Il Premio Bancarella 2026 è stato assegnato a Lorenza Gentile per La volta giusta, pubblicato da Feltrinelli. Il romanzo ha ottenuto 181 voti, conquistando la 74ª edizione di uno dei riconoscimenti letterari più legati al giudizio dei librai italiani. La proclamazione è avvenuta in piazza della Repubblica a Pontremoli, cuore storico del premio, al termine della tradizionale conta pubblica delle preferenze espresse dai librai e dai bancarellai italiani.
A completare il podio sono stati Scandalo a Hollywood di Felicia Kingsley (Newton Compton Editori), secondo con 150 voti, e Mi chiamo Ruggine di Gianlivio Fasciano (Castelvecchi), terzo con 125 preferenze. Seguono L’Anna che verrà di Annalisa Menin (Giunti), con 119 voti, Io che ti ho voluto così bene di Roberta Recchia (Rizzoli), con 114, e Io sono perfetto di Paolo Ruffini (La nave di Teseo), che ha chiuso la sestina con 109 voti.
Vale la pena ricordare che a scegliere il vincitore del Premio Bancarella non è una giuria accademica, ma il voto dei librai, chiamati a indicare il libro che ha saputo coniugare qualità e successo presso il pubblico. Questo meccanismo mantiene vivo il legame con la tradizione dei librai pontremolesi e che ogni anno trasforma la proclamazione finale in una vera e propria cerimonia collettiva, scandita dalla lettura dei voti davanti ai lettori riuniti nella piazza di Pontremoli.
Subito dopo l’annuncio, Lorenza Gentile ha affidato ai social il suo ringraziamento. Sul proprio profilo Instagram ha scritto: «Grazie di cuore ai librai che hanno sostenuto la mia candidatura e alla mia casa editrice per la fiducia. Il Premio Bancarella è un traguardo immenso: essere finalista è di per sé un onore e una vittoria. E grazie infinite a voi lettor*, sempre, che continuate a lasciarvi emozionare da questo romanzo».
Al centro del romanzo vincitore c’è Lucilla, una donna che arriva all’ennesima delusione sentimentale convinta, ancora una volta, di aver trovato la persona giusta. Insieme a Enrico partecipa a un bando per gestire una locanda in un minuscolo “Comune polvere” delle Alpi Marittime, un borgo minacciato dallo spopolamento. Quello che dovrebbe essere l’inizio di una nuova vita prende però una direzione inattesa. Enrico non la raggiunge mai e Lucilla si ritrova sola ad affrontare un progetto nato per essere condiviso.
È da questa situazione che prende forma il percorso raccontato in La volta giusta. In un paese di appena quindici abitanti, tra una locanda da rimettere in piedi, l’inverno di montagna, le difficoltà quotidiane e l’incontro con una comunità pronta a sostenerla, la protagonista è costretta a interrogarsi su ciò che desidera davvero. Attorno a lei si muovono personaggi come Eliseo, custode delle tradizioni locali, Nives, esperta di erbe, Libero e un misterioso visitatore giapponese, figure che contribuiscono a costruire un racconto corale nel quale il tema della rinascita personale si intreccia con quello della vita nei piccoli borghi.

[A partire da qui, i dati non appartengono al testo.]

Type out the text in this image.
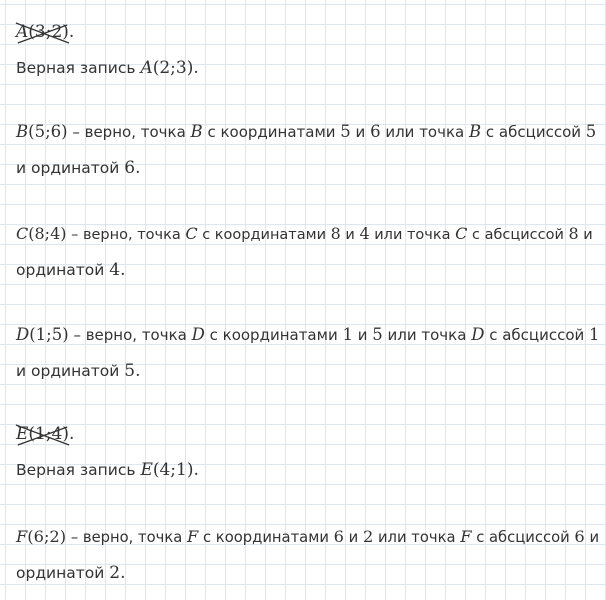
A(3;2)
.
Верная запись A(2;3).
B(5;6) – верно, точка B с координатами 5 и 6 или точка B с абсциссой 5
и ординатой 6.
C(8;4) – верно, точка C с координатами 8 и 4 или точка C с абсциссой 8 и
ординатой 4.
D(1;5) – верно, точка D с координатами 1 и 5 или точка D с абсциссой 1
и ординатой 5.
E(1;4)
.
Верная запись E(4;1).
F(6;2) – верно, точка F с координатами 6 и 2 или точка F с абсциссой 6 и
ординатой 2.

Iil romanzo segue il lento processo attraverso il quale Lucilla impara a smettere di adattarsi alle aspettative degli altri. La vicenda si sviluppa tra relazioni, fragilità, segreti e nuovi legami, fino a suggerire che la ricerca del proprio posto nel mondo non passa necessariamente attraverso una scelta definitiva tra città e montagna o tra solitudine e vita di coppia, ma attraverso la capacità di trovare un equilibrio personale.
Lorenza Gentile è nata a Milano nel 1988, e nel suo romanzo, come sottolineato dai commenti, è stata in grado di raccontare, con leggerezza e sensibilità, una protagonista comune alle prese con la conquista di una nuova consapevolezza.
La cerimonia è stata presentata da Chiara Buratti, affiancata da Omar Pedrini, che ha accompagnato la serata con voce e chitarra, mentre la Fondazione Città del Libro ha consegnato la Gerla d’oro ai librai Elisa Lippi, Antonio Sola e Marco Tarò.
L’albo d’oro del Premio Bancarella racconta infatti una parte importante della storia della letteratura del Novecento e del nuovo millennio. Il primo vincitore, nel 1953, fu Ernest Hemingway con Il vecchio e il mare. Negli anni successivi il riconoscimento è stato assegnato anche a Boris Pasternak per Il dottor Živago, Umberto Eco per Il pendolo di Foucault e Andrea Camilleri per La gita a Tindari. Nel 2025 il premio era andato a Milena Palminteri con Come l’arancio amaro.